Henry: They knew that I was an artist from the beginning. There were a number of artists already there, as well. But the bulk of what the Press did was already designed when it came to us and, for many of the clients, design was a minor consideration. So we often did not have the opportunity to put our creative skills to work. In my case, I had acquired professional pre-press skills in paste-up, process camera work, lithographic stripping and plate making. That was what the Press was primarily looking for.
Sometimes we had clients who had no designers and needed those skills. Sometimes they would arrive with a piece of black and white artwork, and ask us to turn it into something colorful – usually with little lead time in order to get it printed and out the door. This applied, not only to posters, but sometimes book covers and other printed work. On more rare occasions, when we at the Press decided to support a project, e.g., the Skyhorse Mowhawk Campaign, we might start from scratch and take the project from design through printing. We were given the artwork for the first Skyhorse Mohawk poster we did, but I designed the second, and the Press printed pro-bono.

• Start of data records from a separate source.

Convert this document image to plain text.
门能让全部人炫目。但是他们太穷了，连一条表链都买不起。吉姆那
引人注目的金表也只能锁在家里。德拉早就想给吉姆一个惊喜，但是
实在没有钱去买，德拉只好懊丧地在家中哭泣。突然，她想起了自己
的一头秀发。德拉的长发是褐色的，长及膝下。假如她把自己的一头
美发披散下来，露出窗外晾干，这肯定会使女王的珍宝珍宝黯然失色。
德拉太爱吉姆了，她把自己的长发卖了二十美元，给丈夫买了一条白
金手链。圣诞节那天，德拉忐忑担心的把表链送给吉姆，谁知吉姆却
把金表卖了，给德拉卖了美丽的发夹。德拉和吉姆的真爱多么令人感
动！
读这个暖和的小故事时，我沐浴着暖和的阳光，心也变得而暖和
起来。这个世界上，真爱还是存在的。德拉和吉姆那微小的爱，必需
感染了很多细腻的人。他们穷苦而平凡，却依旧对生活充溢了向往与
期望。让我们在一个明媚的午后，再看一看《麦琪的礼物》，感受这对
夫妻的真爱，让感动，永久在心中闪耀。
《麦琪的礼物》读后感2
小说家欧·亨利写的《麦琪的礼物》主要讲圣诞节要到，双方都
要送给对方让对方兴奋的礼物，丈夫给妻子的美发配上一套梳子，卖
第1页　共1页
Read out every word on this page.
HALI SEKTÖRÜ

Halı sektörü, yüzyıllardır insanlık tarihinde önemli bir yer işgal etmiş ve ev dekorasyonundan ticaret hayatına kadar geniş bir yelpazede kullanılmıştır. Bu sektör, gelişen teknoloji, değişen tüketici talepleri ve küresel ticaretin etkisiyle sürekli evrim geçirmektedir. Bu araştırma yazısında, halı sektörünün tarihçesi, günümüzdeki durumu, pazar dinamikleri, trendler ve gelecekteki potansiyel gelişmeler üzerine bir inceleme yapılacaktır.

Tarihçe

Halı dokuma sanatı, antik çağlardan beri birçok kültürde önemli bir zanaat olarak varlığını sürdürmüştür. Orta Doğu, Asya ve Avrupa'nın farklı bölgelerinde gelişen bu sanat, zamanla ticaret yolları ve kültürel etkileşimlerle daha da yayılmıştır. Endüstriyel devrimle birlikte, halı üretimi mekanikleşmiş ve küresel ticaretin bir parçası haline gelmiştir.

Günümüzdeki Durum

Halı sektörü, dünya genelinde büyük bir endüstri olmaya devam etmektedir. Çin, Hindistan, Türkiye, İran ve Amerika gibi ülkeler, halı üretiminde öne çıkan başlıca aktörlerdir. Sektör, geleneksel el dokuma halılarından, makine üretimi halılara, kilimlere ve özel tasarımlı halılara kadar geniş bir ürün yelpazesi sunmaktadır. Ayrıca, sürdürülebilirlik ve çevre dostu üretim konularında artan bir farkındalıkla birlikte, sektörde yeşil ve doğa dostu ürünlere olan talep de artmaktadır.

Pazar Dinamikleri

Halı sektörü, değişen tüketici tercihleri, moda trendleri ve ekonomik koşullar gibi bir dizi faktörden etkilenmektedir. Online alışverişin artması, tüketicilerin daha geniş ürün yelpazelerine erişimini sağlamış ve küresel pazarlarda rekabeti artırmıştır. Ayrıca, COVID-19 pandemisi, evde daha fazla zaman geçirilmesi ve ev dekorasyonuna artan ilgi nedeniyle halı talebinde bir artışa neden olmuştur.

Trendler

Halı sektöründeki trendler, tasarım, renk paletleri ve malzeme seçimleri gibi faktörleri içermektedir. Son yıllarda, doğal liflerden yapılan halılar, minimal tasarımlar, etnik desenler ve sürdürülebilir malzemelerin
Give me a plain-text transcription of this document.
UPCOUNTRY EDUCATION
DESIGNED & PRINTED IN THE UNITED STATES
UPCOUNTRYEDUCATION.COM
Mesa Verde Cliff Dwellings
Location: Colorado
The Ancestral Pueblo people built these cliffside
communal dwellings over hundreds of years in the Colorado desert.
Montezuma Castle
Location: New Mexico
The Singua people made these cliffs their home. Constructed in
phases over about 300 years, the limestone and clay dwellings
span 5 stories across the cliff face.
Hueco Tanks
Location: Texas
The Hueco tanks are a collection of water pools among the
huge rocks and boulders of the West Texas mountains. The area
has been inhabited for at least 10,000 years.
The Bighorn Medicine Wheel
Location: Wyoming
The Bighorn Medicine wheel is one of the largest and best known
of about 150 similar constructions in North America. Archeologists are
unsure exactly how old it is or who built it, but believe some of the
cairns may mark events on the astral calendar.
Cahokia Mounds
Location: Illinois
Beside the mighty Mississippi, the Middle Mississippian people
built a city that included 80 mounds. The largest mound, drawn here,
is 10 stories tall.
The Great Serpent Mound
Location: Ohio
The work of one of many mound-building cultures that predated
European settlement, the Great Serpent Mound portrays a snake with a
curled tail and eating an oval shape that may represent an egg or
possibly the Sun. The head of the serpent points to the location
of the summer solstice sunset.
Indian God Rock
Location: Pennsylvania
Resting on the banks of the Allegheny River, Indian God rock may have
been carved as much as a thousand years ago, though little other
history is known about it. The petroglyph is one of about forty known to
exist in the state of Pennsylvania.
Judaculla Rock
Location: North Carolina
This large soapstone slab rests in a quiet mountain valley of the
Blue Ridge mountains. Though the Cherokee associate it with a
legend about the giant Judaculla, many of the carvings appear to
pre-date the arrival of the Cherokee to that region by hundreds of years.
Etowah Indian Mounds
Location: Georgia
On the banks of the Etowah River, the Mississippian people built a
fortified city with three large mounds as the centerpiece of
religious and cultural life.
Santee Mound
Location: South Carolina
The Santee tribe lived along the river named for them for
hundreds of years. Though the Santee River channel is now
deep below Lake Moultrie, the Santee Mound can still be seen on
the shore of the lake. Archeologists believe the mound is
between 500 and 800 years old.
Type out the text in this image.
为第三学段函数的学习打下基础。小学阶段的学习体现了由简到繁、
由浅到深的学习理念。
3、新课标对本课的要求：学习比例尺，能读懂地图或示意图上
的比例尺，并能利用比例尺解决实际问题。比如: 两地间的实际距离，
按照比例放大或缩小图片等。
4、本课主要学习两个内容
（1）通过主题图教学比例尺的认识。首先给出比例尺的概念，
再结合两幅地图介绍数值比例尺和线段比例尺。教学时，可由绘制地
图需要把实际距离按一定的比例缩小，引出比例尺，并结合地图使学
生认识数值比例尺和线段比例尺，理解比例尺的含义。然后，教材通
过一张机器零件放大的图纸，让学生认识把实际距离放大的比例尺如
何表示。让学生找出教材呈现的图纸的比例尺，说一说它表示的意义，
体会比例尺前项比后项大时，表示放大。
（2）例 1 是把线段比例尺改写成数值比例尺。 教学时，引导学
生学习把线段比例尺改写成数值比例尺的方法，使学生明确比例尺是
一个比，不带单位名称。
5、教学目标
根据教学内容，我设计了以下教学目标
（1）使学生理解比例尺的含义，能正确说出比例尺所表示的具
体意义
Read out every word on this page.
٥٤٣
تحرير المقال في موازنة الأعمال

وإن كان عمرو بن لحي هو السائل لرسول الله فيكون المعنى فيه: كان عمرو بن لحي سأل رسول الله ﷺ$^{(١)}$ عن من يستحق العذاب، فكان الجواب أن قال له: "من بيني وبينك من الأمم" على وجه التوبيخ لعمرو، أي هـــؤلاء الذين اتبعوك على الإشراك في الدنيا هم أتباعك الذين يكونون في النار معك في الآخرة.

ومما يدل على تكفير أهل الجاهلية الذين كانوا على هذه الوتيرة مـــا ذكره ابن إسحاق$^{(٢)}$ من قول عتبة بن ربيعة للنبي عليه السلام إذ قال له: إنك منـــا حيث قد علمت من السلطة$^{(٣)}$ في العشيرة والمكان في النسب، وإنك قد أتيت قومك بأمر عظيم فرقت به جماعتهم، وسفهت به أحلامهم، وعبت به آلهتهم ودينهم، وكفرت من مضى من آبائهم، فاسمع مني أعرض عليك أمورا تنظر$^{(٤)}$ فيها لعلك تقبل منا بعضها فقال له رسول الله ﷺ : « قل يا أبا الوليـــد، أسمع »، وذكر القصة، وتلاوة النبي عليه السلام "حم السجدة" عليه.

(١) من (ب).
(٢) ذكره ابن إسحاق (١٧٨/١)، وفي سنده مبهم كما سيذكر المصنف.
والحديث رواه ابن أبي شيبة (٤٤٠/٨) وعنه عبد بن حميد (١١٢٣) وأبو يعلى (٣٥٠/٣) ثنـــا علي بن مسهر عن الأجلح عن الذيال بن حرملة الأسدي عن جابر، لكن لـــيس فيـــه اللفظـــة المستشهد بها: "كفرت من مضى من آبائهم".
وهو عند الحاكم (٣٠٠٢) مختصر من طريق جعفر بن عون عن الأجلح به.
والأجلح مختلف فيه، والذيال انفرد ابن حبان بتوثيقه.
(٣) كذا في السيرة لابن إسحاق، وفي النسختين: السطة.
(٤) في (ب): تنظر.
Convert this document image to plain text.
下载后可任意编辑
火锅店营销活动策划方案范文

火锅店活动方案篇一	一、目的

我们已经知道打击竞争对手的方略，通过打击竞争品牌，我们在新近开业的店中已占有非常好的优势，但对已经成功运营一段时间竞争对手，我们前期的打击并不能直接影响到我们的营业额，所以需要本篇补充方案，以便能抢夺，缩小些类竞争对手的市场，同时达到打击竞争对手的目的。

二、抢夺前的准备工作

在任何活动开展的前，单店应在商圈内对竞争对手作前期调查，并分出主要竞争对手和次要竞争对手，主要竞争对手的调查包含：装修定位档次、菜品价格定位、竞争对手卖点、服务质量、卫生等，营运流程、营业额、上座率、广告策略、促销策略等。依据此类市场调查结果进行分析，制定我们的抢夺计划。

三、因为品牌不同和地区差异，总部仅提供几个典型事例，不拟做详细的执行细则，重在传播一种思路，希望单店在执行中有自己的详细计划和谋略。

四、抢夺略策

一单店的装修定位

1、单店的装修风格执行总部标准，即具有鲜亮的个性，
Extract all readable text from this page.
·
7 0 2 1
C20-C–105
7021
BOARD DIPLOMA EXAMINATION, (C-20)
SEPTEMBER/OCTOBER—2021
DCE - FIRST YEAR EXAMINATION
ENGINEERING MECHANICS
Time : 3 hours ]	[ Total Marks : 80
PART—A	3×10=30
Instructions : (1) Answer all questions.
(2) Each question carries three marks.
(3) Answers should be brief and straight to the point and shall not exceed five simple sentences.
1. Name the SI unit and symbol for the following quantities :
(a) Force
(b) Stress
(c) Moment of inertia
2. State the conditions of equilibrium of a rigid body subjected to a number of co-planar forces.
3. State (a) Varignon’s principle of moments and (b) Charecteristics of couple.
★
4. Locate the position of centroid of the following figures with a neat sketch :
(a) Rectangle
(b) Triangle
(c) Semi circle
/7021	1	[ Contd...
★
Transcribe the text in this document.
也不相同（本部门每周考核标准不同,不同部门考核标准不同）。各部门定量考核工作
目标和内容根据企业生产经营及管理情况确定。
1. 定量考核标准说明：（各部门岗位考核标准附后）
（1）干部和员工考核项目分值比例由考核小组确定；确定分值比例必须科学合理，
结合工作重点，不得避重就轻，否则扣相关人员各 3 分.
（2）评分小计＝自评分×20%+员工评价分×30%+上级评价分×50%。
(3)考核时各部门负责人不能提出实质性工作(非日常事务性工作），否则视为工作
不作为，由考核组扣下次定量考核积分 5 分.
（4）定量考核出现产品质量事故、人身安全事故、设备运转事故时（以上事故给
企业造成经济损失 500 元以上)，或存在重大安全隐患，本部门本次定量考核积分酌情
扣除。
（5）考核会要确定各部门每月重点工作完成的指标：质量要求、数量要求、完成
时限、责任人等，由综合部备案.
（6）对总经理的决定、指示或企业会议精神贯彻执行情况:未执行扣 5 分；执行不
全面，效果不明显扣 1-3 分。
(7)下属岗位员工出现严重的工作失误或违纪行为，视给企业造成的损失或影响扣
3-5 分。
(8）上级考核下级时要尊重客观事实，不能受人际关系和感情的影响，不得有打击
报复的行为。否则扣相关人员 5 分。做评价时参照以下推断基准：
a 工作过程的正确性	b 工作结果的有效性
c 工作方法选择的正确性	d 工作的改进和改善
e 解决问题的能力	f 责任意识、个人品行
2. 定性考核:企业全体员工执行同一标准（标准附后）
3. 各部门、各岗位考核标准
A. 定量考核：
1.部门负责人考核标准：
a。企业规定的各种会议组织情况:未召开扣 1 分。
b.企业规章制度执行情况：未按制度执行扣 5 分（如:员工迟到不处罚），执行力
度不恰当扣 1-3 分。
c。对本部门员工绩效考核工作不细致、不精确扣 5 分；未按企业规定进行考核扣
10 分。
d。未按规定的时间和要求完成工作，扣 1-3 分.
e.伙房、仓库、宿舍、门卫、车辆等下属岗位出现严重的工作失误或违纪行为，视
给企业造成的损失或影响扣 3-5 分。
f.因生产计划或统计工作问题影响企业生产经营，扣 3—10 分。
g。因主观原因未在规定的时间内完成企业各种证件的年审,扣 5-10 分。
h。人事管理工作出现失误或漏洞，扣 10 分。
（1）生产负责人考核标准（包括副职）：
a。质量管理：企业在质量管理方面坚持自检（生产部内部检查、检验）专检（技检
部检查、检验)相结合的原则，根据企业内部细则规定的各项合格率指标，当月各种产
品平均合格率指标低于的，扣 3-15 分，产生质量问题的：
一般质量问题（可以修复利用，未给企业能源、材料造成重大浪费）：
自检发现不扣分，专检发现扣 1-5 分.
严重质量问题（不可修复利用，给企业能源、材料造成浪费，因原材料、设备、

Sander: There was a unique culture to the company. It was a regular printing business, doing all kinds of work, but it was run as a collective. What did that mean in practical terms?
Henry: Well, at it’s inception, it was not a business. Forged in the anti-Viet Nam War movement, it was simply trying to get out the word in the face of being shut out by printers who were not sympathetic or, if they were, had been intimidated by police and fire harassment and threats. The printers were learning on the job, and unpaid, and worked at other jobs to survive. By 1974, the members of the collective had decided to become a commercial business in order to support the causes to which they were committed, and provide enough of a wage that they would not have to hold down other jobs. Their training had been on the job, but they needed to bring people into the collective with real professional skils in order to be competitive in the commercial printing business. I was one of those hires.
We had weekly staff meetings at which we decided which jobs to accept, which to reject, which to give discounts or to absorb some or all of the costs. We would not accept a job that we felt to be sexist, racist or otherwise would compromise our political, social or moral values. That is what really made us different. We did not hang up our ethics before coming into work.
Sander: What lessons from the activists of the 60s and 70s can today’s Occupy movement learn?
Henry: For people like myself, 41 years teaching college students before I retired, it is that community of young people to whom this exhibition and related events are really addressed. We’d like to empower them by example. Although the technology has changed – we were working in the age of mechanical reproduction and they are living in the digital age – we can show them that a small group of dedicated individuals can take on the overwhelming power of governments, media and corporations and still defeat them.
In my estimation, young technologically savvy and unencumbered flexible minds can turn faster then the more ponderous machinery of established power, no matter how much money it is backed by. That’s empowering. It is why I continue to be an optimist.